50. Auszug aus dem Urteil der II. öffentlich-rechtlichen Abteilung i.S. X.
gegen Anwaltskammer des Kantons St. Gallen (Beschwerde in
öffentlich-rechtlichen Angelegenheiten)
2C_8/2010 vom 4. Oktober 2010

Regeste

Art. 12 lit. a BGFA; Pflicht des Rechtsanwalts zur sorgfältigen und
gewissenhaften Berufsausübung; Voraussetzungen für die Zulässigkeit einer
privaten Zeugenbefragung.
Eine private Zeugenbefragung ist nur dann mit der anwaltlichen Pflicht zur
sorgfältigen und gewissenhaften Berufsausübung vereinbar, wenn eine sachliche
Notwendigkeit für die Befragung besteht, diese zudem im Interesse des Mandanten
liegt und wenn die Befragung so ausgestaltet wird, dass jede Beeinflussung
vermieden und die störungsfreie Sachverhaltsermittlung durch das Gericht bzw.
die Untersuchungsbehörde gewährleistet wird (E. 3).

Sachverhalt ab Seite 551

BGE 136 II 551 S. 551

A. Im Strafverfahren gegen den Untersuchungsgefangenen A. wurde Rechtsanwalt X.
als amtlicher Verteidiger eingesetzt.

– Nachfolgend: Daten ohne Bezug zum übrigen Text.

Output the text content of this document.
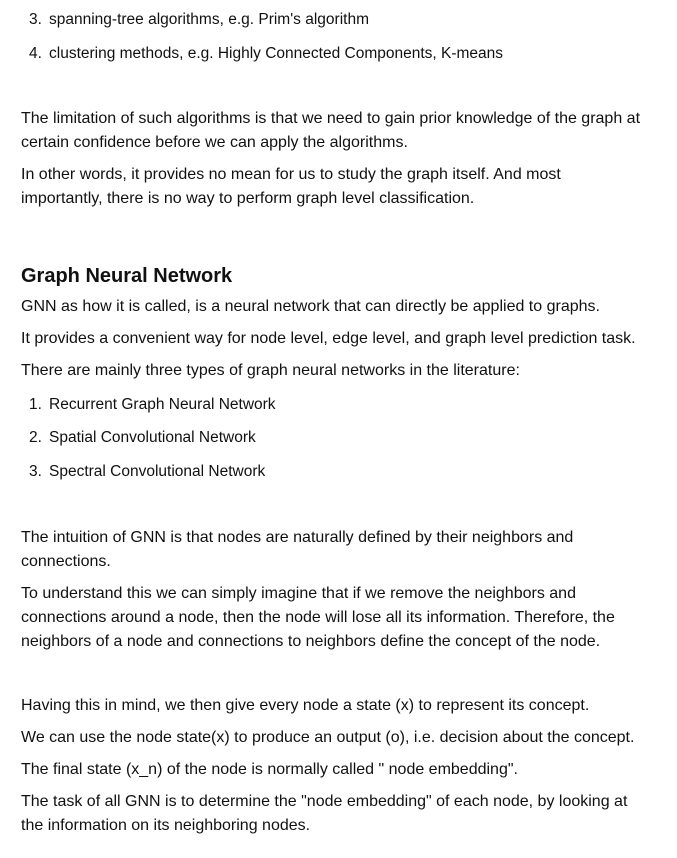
3. spanning-tree algorithms, e.g. Prim's algorithm
4. clustering methods, e.g. Highly Connected Components, K-means

The limitation of such algorithms is that we need to gain prior knowledge of the graph at certain confidence before we can apply the algorithms.

In other words, it provides no mean for us to study the graph itself. And most importantly, there is no way to perform graph level classification.

Graph Neural Network

GNN as how it is called, is a neural network that can directly be applied to graphs.

It provides a convenient way for node level, edge level, and graph level prediction task.

There are mainly three types of graph neural networks in the literature:

1. Recurrent Graph Neural Network
2. Spatial Convolutional Network
3. Spectral Convolutional Network

The intuition of GNN is that nodes are naturally defined by their neighbors and connections.

To understand this we can simply imagine that if we remove the neighbors and connections around a node, then the node will lose all its information. Therefore, the neighbors of a node and connections to neighbors define the concept of the node.

Having this in mind, we then give every node a state (x) to represent its concept.

We can use the node state(x) to produce an output (o), i.e. decision about the concept.

The final state (x_n) of the node is normally called " node embedding".

The task of all GNN is to determine the "node embedding" of each node, by looking at the information on its neighboring nodes.
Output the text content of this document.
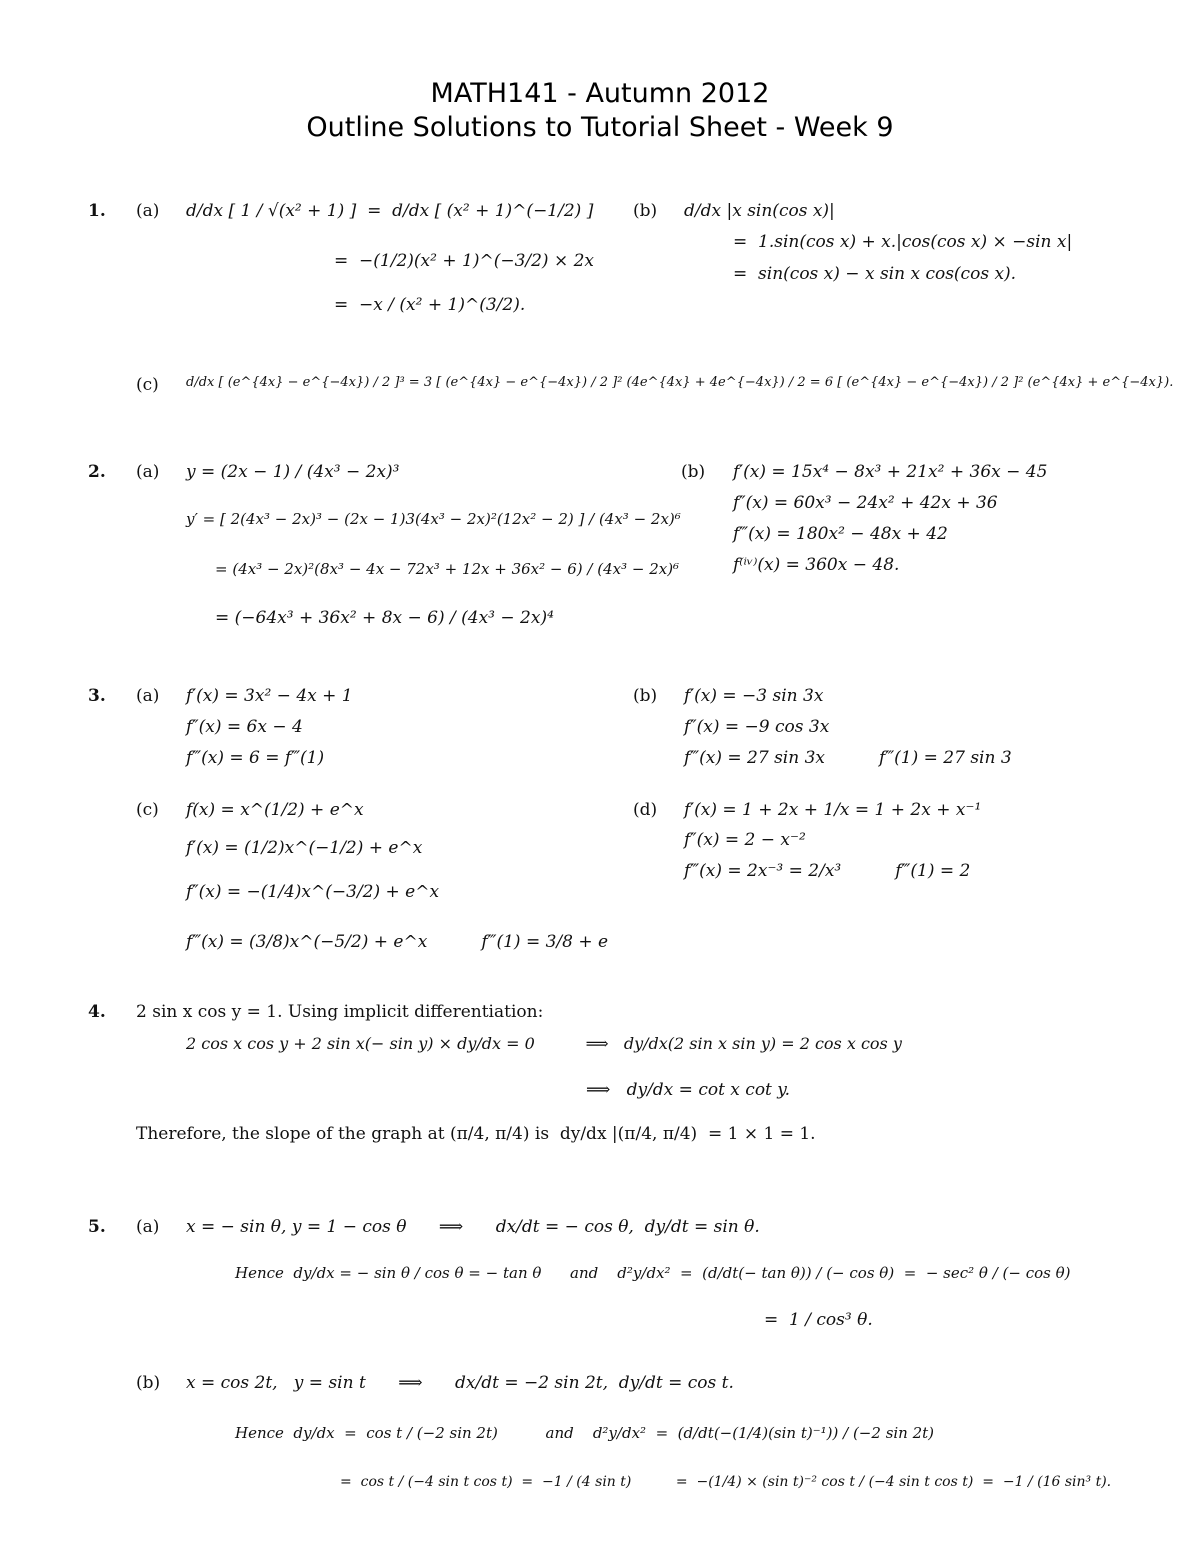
MATH141 - Autumn 2012
Outline Solutions to Tutorial Sheet - Week 9
1. (a) d/dx [ 1 / √(x² + 1) ]  =  d/dx [ (x² + 1)^(−1/2) ]
=  −(1/2)(x² + 1)^(−3/2) × 2x
=  −x / (x² + 1)^(3/2).
(b) d/dx |x sin(cos x)|
=  1.sin(cos x) + x.|cos(cos x) × −sin x|
=  sin(cos x) − x sin x cos(cos x).
(c) d/dx [ (e^{4x} − e^{−4x}) / 2 ]³ = 3 [ (e^{4x} − e^{−4x}) / 2 ]² (4e^{4x} + 4e^{−4x}) / 2 = 6 [ (e^{4x} − e^{−4x}) / 2 ]² (e^{4x} + e^{−4x}).
2. (a) y = (2x − 1) / (4x³ − 2x)³
y′ = [ 2(4x³ − 2x)³ − (2x − 1)3(4x³ − 2x)²(12x² − 2) ] / (4x³ − 2x)⁶
= (4x³ − 2x)²(8x³ − 4x − 72x³ + 12x + 36x² − 6) / (4x³ − 2x)⁶
= (−64x³ + 36x² + 8x − 6) / (4x³ − 2x)⁴
(b) f′(x) = 15x⁴ − 8x³ + 21x² + 36x − 45
f″(x) = 60x³ − 24x² + 42x + 36
f‴(x) = 180x² − 48x + 42
f⁽ⁱᵛ⁾(x) = 360x − 48.
3. (a) f′(x) = 3x² − 4x + 1
f″(x) = 6x − 4
f‴(x) = 6 = f‴(1)
(b) f′(x) = −3 sin 3x
f″(x) = −9 cos 3x
f‴(x) = 27 sin 3x          f‴(1) = 27 sin 3
(c) f(x) = x^(1/2) + e^x
f′(x) = (1/2)x^(−1/2) + e^x
f″(x) = −(1/4)x^(−3/2) + e^x
f‴(x) = (3/8)x^(−5/2) + e^x          f‴(1) = 3/8 + e
(d) f′(x) = 1 + 2x + 1/x = 1 + 2x + x⁻¹
f″(x) = 2 − x⁻²
f‴(x) = 2x⁻³ = 2/x³          f‴(1) = 2
4. 2 sin x cos y = 1. Using implicit differentiation:
2 cos x cos y + 2 sin x(− sin y) × dy/dx = 0          ⟹   dy/dx(2 sin x sin y) = 2 cos x cos y
⟹   dy/dx = cot x cot y.
Therefore, the slope of the graph at (π/4, π/4) is  dy/dx |(π/4, π/4)  = 1 × 1 = 1.
5. (a) x = − sin θ, y = 1 − cos θ      ⟹      dx/dt = − cos θ,  dy/dt = sin θ.
Hence  dy/dx = − sin θ / cos θ = − tan θ      and    d²y/dx²  =  (d/dt(− tan θ)) / (− cos θ)  =  − sec² θ / (− cos θ)
=  1 / cos³ θ.
(b) x = cos 2t,   y = sin t      ⟹      dx/dt = −2 sin 2t,  dy/dt = cos t.
Hence  dy/dx  =  cos t / (−2 sin 2t)          and    d²y/dx²  =  (d/dt(−(1/4)(sin t)⁻¹)) / (−2 sin 2t)
=  cos t / (−4 sin t cos t)  =  −1 / (4 sin t)          =  −(1/4) × (sin t)⁻² cos t / (−4 sin t cos t)  =  −1 / (16 sin³ t).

A. wurde u.a. vorgeworfen, am 2. Mai 2006
die damals minderjährige B.
BGE 136 II 551 S. 552
vergewaltigt zu haben. Im Spätsommer bzw. Herbst 2006 habe A. zudem versucht,
B. umzubringen, indem er sie mit seinem Auto überfahren wollte; das Mädchen
habe sich nur mittels eines Sprungs zur Seite retten können.
Im Zusammenhang mit dem A. zur Last gelegten Tötungsversuch beantragte
Rechtsanwalt X. mit Eingaben vom 21. Juni und vom 29. Juni 2007 die
untersuchungsrichterliche Einvernahme von C.: Letzterer sei gemäss den Angaben
von A. öfters mit dessen Fahrzeug unterwegs gewesen. Zudem habe C. gegenüber A.
im Spätsommer bzw. Herbst 2006 erklärt, bei einer dieser Fahrten B. begegnet zu
sein. Mit Schreiben vom 11. Juli 2007 teilte das zuständige Untersuchungsamt
Rechtsanwalt X. mit, dass auf die beantragte Zeugeneinvernahme einstweilen
verzichtet werde.
Daraufhin meldete sich Rechtsanwalt X. am 28. August 2007 ein erstes Mal direkt
bei C. und ersuchte diesen um eine Unterredung in Sachen A. Am 4. September
2007 kontaktierte er C. erneut, worauf es am folgenden Tag, dem 5. September
2007, in seiner Kanzlei zu einem Treffen kam. Über den genauen Inhalt des bei
dieser Gelegenheit geführten Gesprächs gehen die Darstellungen von Rechtsanwalt
X. und C. auseinander. Unbestritten ist jedoch, dass Rechtsanwalt X. sich bei
C. erkundigt hat, ob dieser zur fraglichen Zeit den Wagen von A. benutzt habe
und dabei B. begegnet sei.

B. Mit Verfügung vom 12. Juni 2008 wurde Rechtsanwalt X. von der Anwaltskammer
des Kantons St. Gallen wegen Verletzung der Berufspflichten mit einer Busse von
Fr. 6'000.- diszipliniert. Die Anwaltskammer warf X. vor, er habe C. in
unzulässiger Weise privat befragt und auf diese Weise eine Beeinflussung des
Zeugen zumindest in Kauf genommen.
Gegen diesen Entscheid beschwerte sich X. beim Kantonsgericht St. Gallen.
Dieses wies die Beschwerde mit Entscheid vom 16. November 2009 ab.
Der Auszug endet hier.